Before I say anything else, I want to very strongly recommend that people abandon abandonware based only on the fact a modern indie game will probably be less hassle to obtain, install and run. You will also only be able to talk to the one other person on the internet who is also playing this game and you don't speak their language.
Not that I'm necessarily a pro-Abandonware person, but the whole point behind abandonware is that you want to experience a particular game, which happens to be abandoned.
Let's say, for the sake of argument, that I want to relive the glories of Stryker's Run, a side-scrolling game for the BBC Micro (of which I have two laying around). I found two examples of this game on eBay, for reference, and Superior Interactive (née Software) appears to be publishing the classic Repton series with plans for Stryker's Run and Codename Droid in the pipeline. So it wouldn't be a legitimate piece of Abandonware (though I don't doubt there's a Warez download/conversion out there). Plus, I've already got my original tape (not that I've run it for a while, so it may not have retained it's playability[1]).
But looking through the rest of my collection, there are a few games that I can't chase down.
"The Magic Sword" (a children's adventure game, I think it used teletext graphic sets in its imagery) has the name and address of the publishers on the cassette-box, and chasing that down I find that by way of at least one company purchase the rights were at one point owned by a computer-games division of a pretty famous household name, but which was in turn was passed onto another company for a pittance due to it not making money. This latest company ignored the educational game market part of their acquisition, so ownership seems to have returned to the family of the man who started the original firm back in the '60s, but liquidated shortly afterwards.
When I search for this game, I can't even find it (to be honest, it's not a definite classic, but the point is that maybe it is to someone), and most references to a game of this name are to an arcade game (later ported to various games console) from the early '90s. So, I'd feel fairly happy (should I have the time and inclination) about this game being Abandonware.
Another game I have that's probably of interest is "Castle Dracula". If you thought "The Magic Sword" was hard to track down, try to separate the wheat from the chaff in a search for
this game name... Its author is a certain "Ray Davies", but almost certainly none of those mentioned (frexample) in the
Wikipedia disambuguation page for that name. I even have an address on the packaging, but checking up on "The Old Piano Factory", NW1, London, shows that I'm not likely to find much trace of the people who, in 1984, sold this game for the frighteningly high price of £7.95.

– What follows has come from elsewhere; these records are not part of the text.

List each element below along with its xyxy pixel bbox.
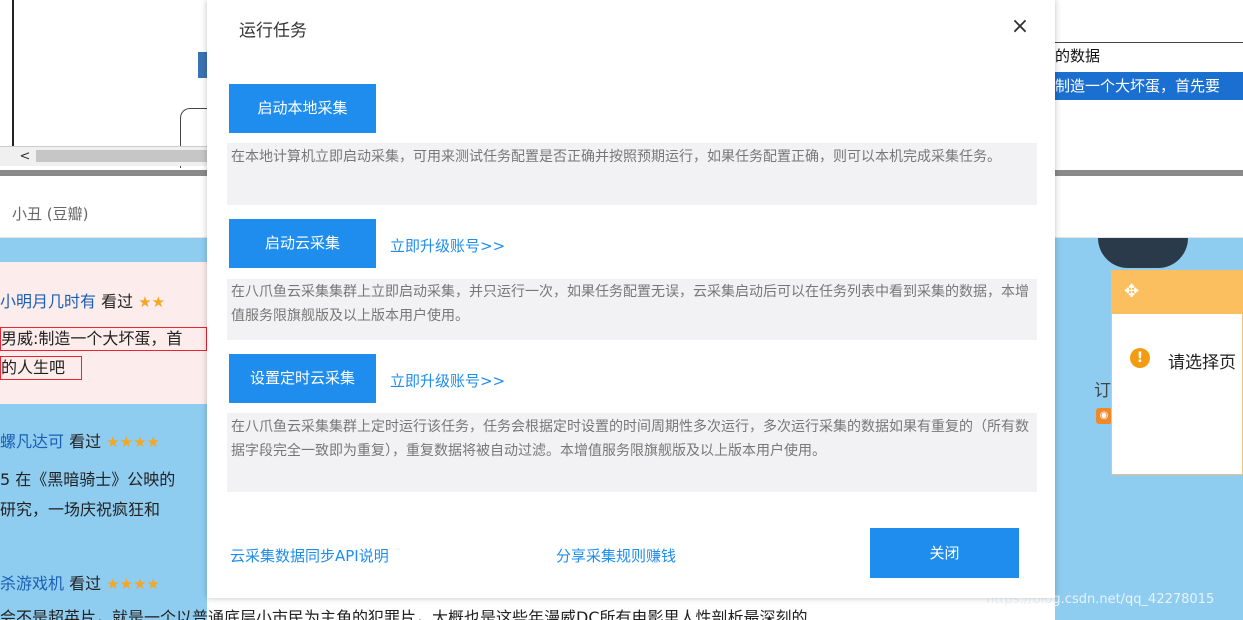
close-button[interactable]: 关闭 <box>870 528 1019 578</box>
rating-stars: ★★ <box>138 293 166 311</box>
review-text-line: 5 在《黑暗骑士》公映的 <box>0 470 176 489</box>
cloud-collection-description: 在八爪鱼云采集集群上立即启动采集，并只运行一次，如果任务配置无误，云采集启动后可… <box>227 279 1037 340</box>
start-cloud-collection-button[interactable]: 启动云采集 <box>229 219 376 268</box>
review-header: 螺凡达可 看过 ★★★★ <box>0 428 160 452</box>
upgrade-account-link[interactable]: 立即升级账号>> <box>390 235 505 256</box>
reviewer-name[interactable]: 小明月几时有 <box>0 292 96 311</box>
info-icon: ! <box>1130 348 1150 368</box>
share-rules-link[interactable]: 分享采集规则赚钱 <box>556 545 676 566</box>
review-status: 看过 <box>101 292 134 311</box>
editor-frame-edge <box>0 0 14 150</box>
review-header: 小明月几时有 看过 ★★ <box>0 288 165 312</box>
reviewer-name[interactable]: 杀游戏机 <box>0 574 64 593</box>
data-preview-selected-row[interactable]: 制造一个大坏蛋，首先要 <box>1055 72 1243 100</box>
api-docs-link[interactable]: 云采集数据同步API说明 <box>230 545 389 566</box>
local-collection-description: 在本地计算机立即启动采集，可用来测试任务配置是否正确并按照预期运行，如果任务配置… <box>227 143 1037 205</box>
review-text-line: 的人生吧 <box>0 356 82 380</box>
data-preview-header: 的数据 <box>1055 47 1101 65</box>
review-header: 杀游戏机 看过 ★★★★ <box>0 570 160 594</box>
rss-icon[interactable]: ◉ <box>1096 408 1112 424</box>
dialog-title: 运行任务 <box>239 21 307 41</box>
close-icon[interactable]: × <box>1008 13 1032 41</box>
move-icon[interactable]: ✥ <box>1124 281 1139 302</box>
notice-message: 请选择页 <box>1168 353 1236 373</box>
schedule-cloud-collection-button[interactable]: 设置定时云采集 <box>229 354 376 403</box>
scrollbar-thumb[interactable] <box>36 150 207 162</box>
review-status: 看过 <box>69 432 102 451</box>
review-text-line: 男威:制造一个大坏蛋，首 <box>0 327 207 351</box>
start-local-collection-button[interactable]: 启动本地采集 <box>229 84 376 133</box>
upgrade-account-link[interactable]: 立即升级账号>> <box>390 370 505 391</box>
review-status: 看过 <box>69 574 102 593</box>
rating-stars: ★★★★ <box>106 433 161 451</box>
sidebar-label: 订 <box>1094 381 1111 401</box>
rating-stars: ★★★★ <box>106 575 161 593</box>
user-name[interactable]: 小丑 (豆瓣) <box>12 203 88 224</box>
scroll-left-icon[interactable]: < <box>16 149 34 165</box>
scheduled-collection-description: 在八爪鱼云采集集群上定时运行该任务，任务会根据定时设置的时间周期性多次运行，多次… <box>227 413 1037 492</box>
reviewer-name[interactable]: 螺凡达可 <box>0 432 64 451</box>
review-text-line: 研究，一场庆祝疯狂和 <box>0 500 161 519</box>
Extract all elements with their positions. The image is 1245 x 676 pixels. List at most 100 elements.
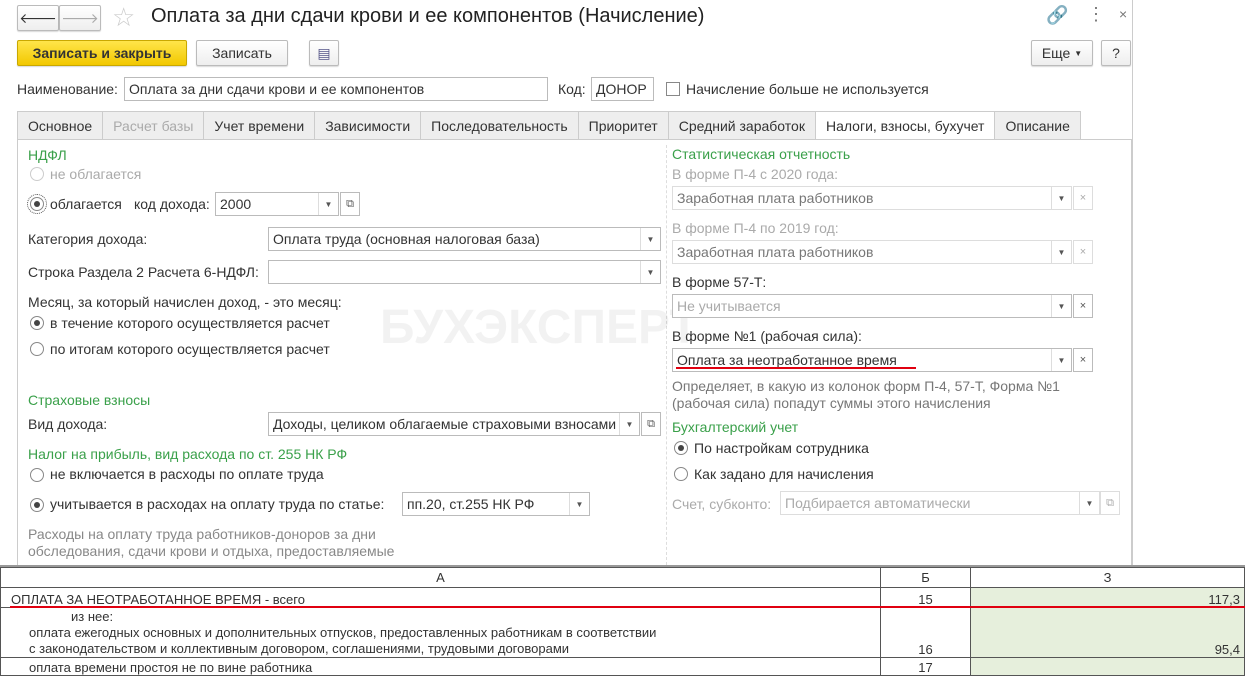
- chevron-down-icon: ▼: [640, 261, 660, 283]
- more-vert-icon[interactable]: ⋮: [1087, 4, 1105, 25]
- clear-icon[interactable]: ×: [1073, 348, 1093, 372]
- f57-select[interactable]: Не учитывается ▼: [672, 294, 1072, 318]
- profit-radio-1[interactable]: [30, 468, 44, 482]
- col-header-a: А: [0, 567, 881, 588]
- arrow-right-icon: 🡒: [61, 9, 99, 26]
- tab-sequence[interactable]: Последовательность: [420, 111, 579, 139]
- profit-article-select[interactable]: пп.20, ст.255 НК РФ ▼: [402, 492, 590, 516]
- chevron-down-icon: ▼: [1051, 187, 1071, 209]
- document-icon[interactable]: ▤: [309, 40, 339, 66]
- col-header-c: З: [970, 567, 1245, 588]
- accrual-window: 🡐 🡒 ☆ Оплата за дни сдачи крови и ее ком…: [0, 0, 1133, 569]
- more-button[interactable]: Еще ▼: [1031, 40, 1093, 66]
- account-placeholder: Подбирается автоматически: [785, 495, 971, 511]
- month-radio-2[interactable]: [30, 342, 44, 356]
- clear-icon[interactable]: ×: [1073, 186, 1093, 210]
- category-select[interactable]: Оплата труда (основная налоговая база) ▼: [268, 227, 661, 251]
- income-type-select[interactable]: Доходы, целиком облагаемые страховыми вз…: [268, 412, 640, 436]
- clear-icon[interactable]: ×: [1073, 240, 1093, 264]
- profit-title: Налог на прибыль, вид расхода по ст. 255…: [28, 446, 348, 462]
- profit-opt1: не включается в расходы по оплате труда: [50, 466, 324, 482]
- not-taxed-label: не облагается: [50, 166, 142, 182]
- highlight-underline: [676, 367, 916, 369]
- chevron-down-icon: ▼: [569, 493, 589, 515]
- account-select[interactable]: Подбирается автоматически ▼: [780, 491, 1100, 515]
- acc-title: Бухгалтерский учет: [672, 419, 799, 435]
- month-opt1: в течение которого осуществляется расчет: [50, 315, 330, 331]
- arrow-left-icon: 🡐: [19, 9, 57, 26]
- open-icon[interactable]: ⧉: [1100, 491, 1120, 515]
- clear-icon[interactable]: ×: [1073, 294, 1093, 318]
- table-row: ОПЛАТА ЗА НЕОТРАБОТАННОЕ ВРЕМЯ - всего 1…: [0, 587, 1245, 608]
- star-icon[interactable]: ☆: [112, 2, 135, 33]
- chevron-down-icon: ▼: [640, 228, 660, 250]
- row-label: ОПЛАТА ЗА НЕОТРАБОТАННОЕ ВРЕМЯ - всего: [0, 587, 881, 608]
- month-label: Месяц, за который начислен доход, - это …: [28, 294, 342, 310]
- tab-description[interactable]: Описание: [994, 111, 1081, 139]
- open-icon[interactable]: ⧉: [340, 192, 360, 216]
- category-label: Категория дохода:: [28, 231, 148, 247]
- row-value: [970, 657, 1245, 676]
- month-opt2: по итогам которого осуществляется расчет: [50, 341, 330, 357]
- account-label: Счет, субконто:: [672, 496, 772, 512]
- f1-hint: Определяет, в какую из колонок форм П-4,…: [672, 378, 1060, 411]
- p4-2020-label: В форме П-4 с 2020 года:: [672, 166, 839, 182]
- p4-2019-value: Заработная плата работников: [677, 244, 874, 260]
- tab-main[interactable]: Основное: [17, 111, 104, 139]
- row-code: 15: [880, 587, 971, 608]
- chevron-down-icon: ▼: [1051, 241, 1071, 263]
- close-icon[interactable]: ×: [1119, 6, 1127, 22]
- link-icon[interactable]: 🔗: [1046, 5, 1068, 26]
- save-close-button[interactable]: Записать и закрыть: [17, 40, 187, 66]
- tab-priority[interactable]: Приоритет: [577, 111, 669, 139]
- p4-2020-select[interactable]: Заработная плата работников ▼: [672, 186, 1072, 210]
- name-input[interactable]: Оплата за дни сдачи крови и ее компонент…: [124, 77, 548, 101]
- acc-radio-2[interactable]: [674, 467, 688, 481]
- unused-checkbox[interactable]: [666, 82, 680, 96]
- category-value: Оплата труда (основная налоговая база): [273, 231, 540, 247]
- f57-label: В форме 57-Т:: [672, 274, 767, 290]
- taxed-radio[interactable]: [27, 194, 47, 214]
- open-icon[interactable]: ⧉: [641, 412, 661, 436]
- back-button[interactable]: 🡐: [17, 5, 59, 31]
- income-code-label: код дохода:: [134, 196, 210, 212]
- chevron-down-icon: ▼: [1051, 295, 1071, 317]
- row-prefix: из нее:: [71, 609, 114, 624]
- row-label-line2: с законодательством и коллективным догов…: [29, 641, 570, 656]
- row-label: оплата времени простоя не по вине работн…: [0, 657, 881, 676]
- tab-base[interactable]: Расчет базы: [102, 111, 205, 139]
- p4-2019-label: В форме П-4 по 2019 год:: [672, 220, 839, 236]
- unused-label: Начисление больше не используется: [686, 81, 929, 97]
- profit-radio-2[interactable]: [30, 498, 44, 512]
- tab-time[interactable]: Учет времени: [203, 111, 316, 139]
- code-input[interactable]: ДОНОР: [591, 77, 654, 101]
- profit-opt2: учитывается в расходах на оплату труда п…: [50, 496, 385, 512]
- profit-note: Расходы на оплату труда работников-донор…: [28, 526, 395, 559]
- not-taxed-radio[interactable]: [30, 167, 44, 181]
- row-label-line1: оплата ежегодных основных и дополнительн…: [29, 625, 657, 640]
- income-type-label: Вид дохода:: [28, 416, 108, 432]
- income-type-value: Доходы, целиком облагаемые страховыми вз…: [273, 416, 617, 432]
- f57-placeholder: Не учитывается: [677, 298, 781, 314]
- income-code-select[interactable]: 2000 ▼: [215, 192, 339, 216]
- taxed-label: облагается: [50, 196, 122, 212]
- tab-bar: Основное Расчет базы Учет времени Зависи…: [17, 111, 1081, 140]
- tab-taxes[interactable]: Налоги, взносы, бухучет: [814, 111, 996, 140]
- report-sheet: А Б З ОПЛАТА ЗА НЕОТРАБОТАННОЕ ВРЕМЯ - в…: [0, 565, 1245, 676]
- tab-dependencies[interactable]: Зависимости: [314, 111, 422, 139]
- row6-select[interactable]: ▼: [268, 260, 661, 284]
- forward-button[interactable]: 🡒: [59, 5, 101, 31]
- row-value: 95,4: [970, 607, 1245, 658]
- code-label: Код:: [558, 81, 586, 97]
- acc-radio-1[interactable]: [674, 441, 688, 455]
- f1-value: Оплата за неотработанное время: [677, 352, 897, 368]
- highlight-underline: [10, 606, 1245, 608]
- save-button[interactable]: Записать: [196, 40, 288, 66]
- p4-2019-select[interactable]: Заработная плата работников ▼: [672, 240, 1072, 264]
- month-radio-1[interactable]: [30, 316, 44, 330]
- row6-label: Строка Раздела 2 Расчета 6-НДФЛ:: [28, 264, 259, 280]
- tab-avg-earnings[interactable]: Средний заработок: [667, 111, 816, 139]
- stat-title: Статистическая отчетность: [672, 146, 851, 162]
- help-button[interactable]: ?: [1101, 40, 1131, 66]
- acc-opt1: По настройкам сотрудника: [694, 440, 869, 456]
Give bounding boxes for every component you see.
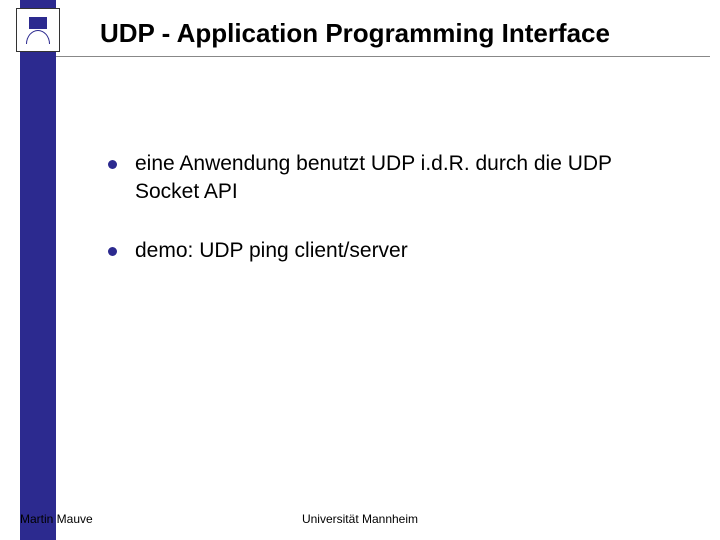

A text-only adventure, my recollections are that it was fiendishly difficult. Perhaps I could dig up a copy of Zork (or something else now equally open for all to download), but that wouldn't be the same game as either of the ones I've just described. Nor would it be Erik The Viking, for which I might later look to see what that status is, but perhaps first edit the Wikipedia page (apparently the BBC Model B version was "text only", but it wasn't quite... I know for a fact that you pressed a button (Tab?) and the text-only screen was replaced with an illustration-only screen relating to the room you were in, from which you would toggle back).
Anyway, rinse and repeat for any number of other games in this (rather dusty, deserves a better look at) cassette-tape rack that I've just brought down off a high shelf. Not all of them adventure games (I've got Micro Power's version of Chess just here, and they always did tend to go for a lot of stuff very complicatedly programmed at the back-end, giving the player either a challenging AI or a (for the time) good graphical experience for the more mundane platformers/driving games).
As to why I've also got a tape labelled "Emma Abrahams Dance 1989 (Comps)" in it (which appears to have the Romanian National Anthem on it, as well as some tap-dancing tunes, several blues melodies and "Mod Duet Stripper", I have absolutely no idea, but that's nothing much to do with abandonware except that whoever Emma Abrahams was, she appears to have managed to abandon her D90 (?D90?, that's what it says, but surely it's C90) tape case which... on further examination... appears to actually contain a type entitled "KYLIE". Still don't know why it's in my tape-box.
[1] A completely different question of course, is about if one has a legitimate but
unreadable copy of a game's code, then seeks to use of the very same mechanisms being used by others to illegitimately obtain the product in order to 'retain' a valid copy.